Virgo History
In 1987, the scientists Adalberto Giazotto and Alain Brillet proposed a gravitational-wave detector, named Virgo.In 1989, a proposal was submitted to the French Centre National de la Recherche Scientifique (CNRS) and the Italian Istituto Nazionale di Fisica Nucleare (INFN). The proposal was approved by them in the early 1990s.
The construction of Virgo, in the countryside near Pisa, in Italy, began in 1997 and the European Gravitational Observatory (EGO) was founded in 2000.Virgo was inaugurated in 2003 and, after years of commissioning, scientific observations began in 2007. In the same year an agreement to operate Virgo and the LIGO detectors, in the USA, as a ‘single machine’ was signed.
The upgrade of Virgo to Advanced Virgo, with the aim of largely improving detection capabilities, was approved in 2009 and completed in 2017.
The first detection of a gravitational wave – signal GW150914, produced by the merger of a system of two black holes – was made by the LIGO Scientific Collaboration and the Virgo Collaboration (LVC) on the 14th of September, 2015. A new window on the Universe had been opened. The 2017 Nobel Prize in Physics was awarded to R. Weiss, B. C. Barish and K. S. Thorne; all three of them members of the LVC.

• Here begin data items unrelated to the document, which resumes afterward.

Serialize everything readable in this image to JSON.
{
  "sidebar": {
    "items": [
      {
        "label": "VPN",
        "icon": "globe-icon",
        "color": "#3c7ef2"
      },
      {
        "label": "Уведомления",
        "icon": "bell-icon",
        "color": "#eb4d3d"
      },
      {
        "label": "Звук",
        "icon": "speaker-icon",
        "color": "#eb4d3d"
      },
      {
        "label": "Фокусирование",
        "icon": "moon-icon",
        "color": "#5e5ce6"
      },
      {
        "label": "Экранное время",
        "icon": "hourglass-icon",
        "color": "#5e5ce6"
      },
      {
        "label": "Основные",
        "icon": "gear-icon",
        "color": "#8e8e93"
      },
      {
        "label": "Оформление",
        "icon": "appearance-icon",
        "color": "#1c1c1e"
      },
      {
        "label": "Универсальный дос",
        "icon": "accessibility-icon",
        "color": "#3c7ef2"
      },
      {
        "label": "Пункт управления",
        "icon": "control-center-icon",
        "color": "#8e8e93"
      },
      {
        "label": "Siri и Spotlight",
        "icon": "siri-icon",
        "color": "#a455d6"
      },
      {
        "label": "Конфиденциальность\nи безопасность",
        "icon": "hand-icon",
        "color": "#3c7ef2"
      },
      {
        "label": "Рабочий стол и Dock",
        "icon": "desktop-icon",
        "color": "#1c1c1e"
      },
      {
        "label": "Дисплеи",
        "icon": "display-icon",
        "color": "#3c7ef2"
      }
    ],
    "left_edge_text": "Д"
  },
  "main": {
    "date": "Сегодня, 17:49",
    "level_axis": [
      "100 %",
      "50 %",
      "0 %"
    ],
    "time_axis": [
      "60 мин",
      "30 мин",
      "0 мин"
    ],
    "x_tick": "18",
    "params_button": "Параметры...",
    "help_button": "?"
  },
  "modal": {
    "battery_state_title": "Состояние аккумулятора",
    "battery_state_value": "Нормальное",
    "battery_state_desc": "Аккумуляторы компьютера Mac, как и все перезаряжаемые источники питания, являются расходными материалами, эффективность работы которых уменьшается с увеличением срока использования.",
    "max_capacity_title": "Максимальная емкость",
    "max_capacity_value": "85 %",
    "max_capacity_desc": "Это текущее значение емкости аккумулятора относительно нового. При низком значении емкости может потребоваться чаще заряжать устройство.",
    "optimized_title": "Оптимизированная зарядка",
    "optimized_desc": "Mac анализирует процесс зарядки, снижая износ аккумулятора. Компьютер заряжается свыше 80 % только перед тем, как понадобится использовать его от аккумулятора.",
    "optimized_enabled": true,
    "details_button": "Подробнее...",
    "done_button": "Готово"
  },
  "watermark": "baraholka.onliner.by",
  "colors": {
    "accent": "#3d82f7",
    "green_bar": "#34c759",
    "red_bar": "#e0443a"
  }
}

In August 2017, Advanced Virgo completed its upgrade and joined the two LIGO detectors in the second observation period. Two weeks later, on the 14th of August, 2017, Advanced Virgo made its first detection of gravitational waves, alongside the two Advanced LIGOs. Again, the signal, named GW170814, was produced by the merger of a binary system of black holes.
Three days later, however, the LIGO-Virgo global network detected a very different signal, named GW170817. This signal was produced by the merger of a binary system of neutron stars and was also observed with light from both space and from the Earth. This advance was made possible by the precise localisation of the source in the sky that was provided by the LIGO-Virgo network.
GW170817 marked the dawn of the era of multi-messenger astronomy with gravitational waves.
As of today, nearly a hundred of gravitational wave events have been observed by the Advanced LIGO and Advanced Virgo detector network.